Dear Dr. Yang,
I recently read about this problem in the Rhino and liplift forum. I will quote it below.
Anterior spinae removal and upper lip muscles released
“had rhinoplasty 4 years ago and have been living a nightmare ever since that day. All I asked for was a hump removal and the Dr. tried to deproject my nose without discussing it with me first. He removed nasal spine and released the connection the obicularis muscle had with the nasal base (this is all the information he gives me). It is not written in the post op report that he did this ‘extra work” and is very vague when I asked him exactly what was done and if ay other muscles were touched. As a result I now have an awful smile and a very long upper lip. The lip moves differently than before and I have ALOT of extra skin between my upper lip and nose. In addition my facial skin in this area only is not tight and I look 10 years older than I did before the surgery. I went to see other doctors for a correction and they seem to not want to touch me because they do not know exactly what was done. I was wondering if anyone else had a similiar experience and if so what they are doing to correct it. PLEASE any advice would really help. Thanks”
I am very scared. I ended up with the same outcome after my liplift. During the liplift my physician operated on the muscle and the skin of the upper lip. It’s been over a year and the situation is getting worse. If this is what happened to me, (the doctor released the connection the obicularis muscle had with the nasal base) do you think the muscle can be reattached. Thank you, I kindly wait for your reply.
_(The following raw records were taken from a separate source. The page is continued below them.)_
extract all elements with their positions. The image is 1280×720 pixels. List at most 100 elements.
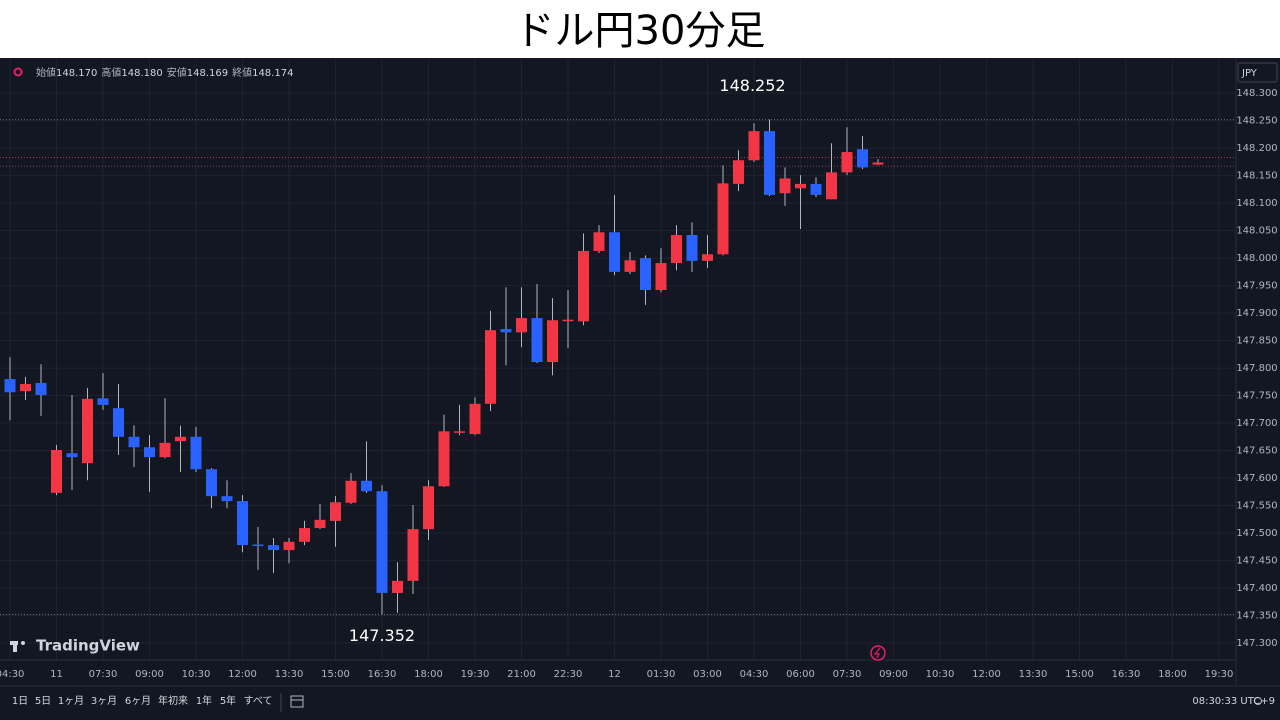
x-tick-label: 06:00 <box>786 669 815 680</box>
page-title: ドル円30分足 <box>515 8 766 54</box>
currency-box[interactable] <box>1237 62 1278 83</box>
event-icon[interactable] <box>870 645 886 661</box>
candle-body <box>640 258 651 291</box>
y-tick-label: 147.600 <box>1236 473 1277 484</box>
x-tick-label: 12:00 <box>972 669 1001 680</box>
y-tick-label: 148.200 <box>1236 143 1277 154</box>
candle-body <box>283 541 295 551</box>
candle-body <box>206 469 217 497</box>
x-tick-label: 01:30 <box>647 669 676 680</box>
candle-body <box>299 528 310 542</box>
x-tick-label: 18:00 <box>1158 669 1187 680</box>
y-tick-label: 147.800 <box>1236 363 1277 374</box>
x-tick-label: 16:30 <box>368 669 397 680</box>
chart-background <box>0 58 1280 720</box>
candle-body <box>159 442 171 458</box>
y-tick-label: 148.150 <box>1236 171 1277 182</box>
legend-value: 148.170 <box>56 68 97 79</box>
x-tick-label: 10:30 <box>926 669 955 680</box>
candle-body <box>872 162 884 165</box>
x-tick-label: 16:30 <box>1112 669 1141 680</box>
logo: TradingView <box>10 637 140 655</box>
candle-body <box>268 545 279 551</box>
settings-icon[interactable] <box>1254 697 1262 705</box>
range-button[interactable]: 年初来 <box>158 694 188 707</box>
x-tick-label: 07:30 <box>89 669 118 680</box>
extreme-label: 147.352 <box>349 626 415 645</box>
y-tick-label: 147.700 <box>1236 418 1277 429</box>
candle-body <box>314 519 326 529</box>
range-button[interactable]: 6ヶ月 <box>125 695 151 707</box>
candle-body <box>20 384 31 392</box>
candle-body <box>655 263 667 291</box>
x-tick-label: 19:30 <box>461 669 490 680</box>
candle-body <box>4 379 16 393</box>
candle-body <box>578 250 589 322</box>
extreme-label: 148.252 <box>719 76 785 95</box>
range-button[interactable]: 1日 <box>12 696 28 707</box>
range-button[interactable]: 5年 <box>220 694 236 707</box>
calendar-icon[interactable] <box>290 695 304 708</box>
x-tick-label: 21:00 <box>507 669 536 680</box>
x-tick-label: 04:30 <box>0 669 24 680</box>
y-tick-label: 147.900 <box>1236 308 1277 319</box>
candle-body <box>593 232 605 251</box>
candle-body <box>485 330 496 404</box>
currency-label[interactable]: JPY <box>1241 68 1258 79</box>
candle-body <box>702 254 713 261</box>
x-tick-label: 07:30 <box>833 669 862 680</box>
y-tick-label: 147.500 <box>1236 528 1277 539</box>
x-tick-label: 18:00 <box>414 669 443 680</box>
grid <box>0 58 1236 660</box>
candle-body <box>392 580 403 593</box>
clock: 08:30:33 UTC+9 <box>1192 696 1275 707</box>
x-tick-label: 09:00 <box>879 669 908 680</box>
range-button[interactable]: 3ヶ月 <box>91 695 117 707</box>
y-tick-label: 147.550 <box>1236 501 1277 512</box>
candle-body <box>547 320 558 363</box>
candle-body <box>221 496 233 502</box>
candle-body <box>128 436 140 448</box>
candle-body <box>531 318 543 363</box>
y-tick-label: 148.100 <box>1236 198 1277 209</box>
range-button[interactable]: 1年 <box>196 694 212 707</box>
symbol-icon <box>13 67 23 77</box>
candle-body <box>66 453 78 458</box>
legend-value: 148.174 <box>252 68 293 79</box>
range-button[interactable]: すべて <box>244 695 273 707</box>
legend-label: 高値 <box>101 66 121 79</box>
candle-body <box>113 408 124 437</box>
y-tick-label: 147.450 <box>1236 555 1277 566</box>
y-tick-label: 147.350 <box>1236 610 1277 621</box>
x-tick-label: 12 <box>608 669 621 680</box>
y-tick-label: 147.300 <box>1236 638 1277 649</box>
candle-body <box>330 502 341 521</box>
y-tick-label: 148.250 <box>1236 116 1277 127</box>
x-tick-label: 19:30 <box>1205 669 1234 680</box>
candle-body <box>562 319 574 322</box>
legend-value: 148.169 <box>187 68 228 79</box>
candle-body <box>144 447 155 458</box>
candle-body <box>438 431 450 487</box>
legend-label: 安値 <box>167 66 187 79</box>
candle-body <box>624 260 636 272</box>
candle-body <box>810 183 822 195</box>
y-tick-label: 147.400 <box>1236 583 1277 594</box>
y-tick-label: 148.000 <box>1236 253 1277 264</box>
y-tick-label: 147.950 <box>1236 281 1277 292</box>
candle-body <box>841 152 853 173</box>
candle-body <box>516 318 527 333</box>
range-button[interactable]: 1ヶ月 <box>58 695 84 707</box>
candle-body <box>717 183 729 255</box>
candle-body <box>857 149 868 168</box>
x-tick-label: 10:30 <box>182 669 211 680</box>
y-tick-label: 147.650 <box>1236 446 1277 457</box>
title-bar <box>0 0 1280 58</box>
candle-body <box>779 178 791 194</box>
y-tick-label: 148.300 <box>1236 88 1277 99</box>
logo-mark <box>13 641 17 652</box>
toolbar <box>0 686 1280 720</box>
range-button[interactable]: 5日 <box>35 696 51 707</box>
candle-body <box>764 131 775 195</box>
candle-body <box>454 431 465 433</box>
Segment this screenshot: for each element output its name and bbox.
I’ve been doing some research on the board and maybe the muscle that was damaged or cut by accident during the liplift was the depressor septi muscle. Can this muscle be reattached? I did not have a rhinoplasty, just a liplift.
I offer injectable lip augmentation; however, Lip lifts are not a procedure that I offer. I have consulted with patients who have already had lip lifts by other surgeons for a face and necklift consultation, and they were not happy with the results of their lip lift. One patient had a bullhorn upper lip lift with the incision under her nose to shorten the distance of her long upper lip. Her complaint was, that although it did shorten her upper lip length, she could not move her upper lip the same way as she did prior to surgery. She could not smile and retract her upper lip to show her upper teeth anymore. It felt like a “dead” upper lip. It sounds like the same thing happened to you, too.
Another person contacted me through Makemeheal, and complained that after her upper lip lift, her upper lip was retracted and it showed her upper teeth all of the time, and she had trouble covering her upper teeth after the lip lift. These are the two extremes, one showing too much teeth, while the other can’t show the upper teeth at all. We didn’t even discuss the length of the upper lip, since the lack of normal movement seemed to trump any improvement that they may have had in the overall length of their upper lip. Both wished that they could have their “pre-liplift” lips back with the longer upper lip. This kind of negative feedback before I even attempted an upper lip lift on one of my own patients is the reason why I don’t offer it. If the best way to not create a problem is not to perform the procedure, but at the same time, I do not have the benefit of seeing these patients early after the lip lift and follow them post-operatively to know what kind of normal and abnormal issues that they are having.
Since I have this question and answer forum, many people contact me with the problems that they have had after different procedures. I have decided that there are certain procedures which I don’t want to do and will refer them out if the patient really wants to have them performed. An upper lip lifts seems to be one of those procedure, although it does not seem to be a difficult procedure.
The muscle attachments of the lips are difficult to identify. It is easy for a surgeon to separate a muscle attachments to bone, but to then take a muscle and then intentionally attach it to a bone is actually difficult. The suture has no place on the bone to be anchored. Sewing soft tissue to soft tissue is easy, but muscle or soft tissue to a bone surface is hard. I don’t know if the surgeon can drill bone bridges on the bone of the upper maxilla and place sutures from the bone to the muscle or not. It is not a procedure that I have seen in any articles or papers. Whether sewing the muscle to the bone will then create another problem is also a possibility. A surgeon who performs a lot of lip lifts will be the best resource on what bad things can happen and why, and possibly also the best surgeon to repair them since they have likely fixed their own lip lift problems.
I’m sorry I don’t have more experience with this problem. I have seen an a web article describing botox to the upper lip to reduce a gummy smile and it created an unusual upper lip configuration in their before and after photos. That combined with the two people who had poor results has made me think the upper lip is a difficult area to treat, since the orbicularis muscle a floating muscle is not actually attached to bone, but to other muscles. Most other muscle have a single linear movement with bony attachments at least on one side. This creates a level of complexity which I think may be difficult to fully control and increases the possibility of having bad results.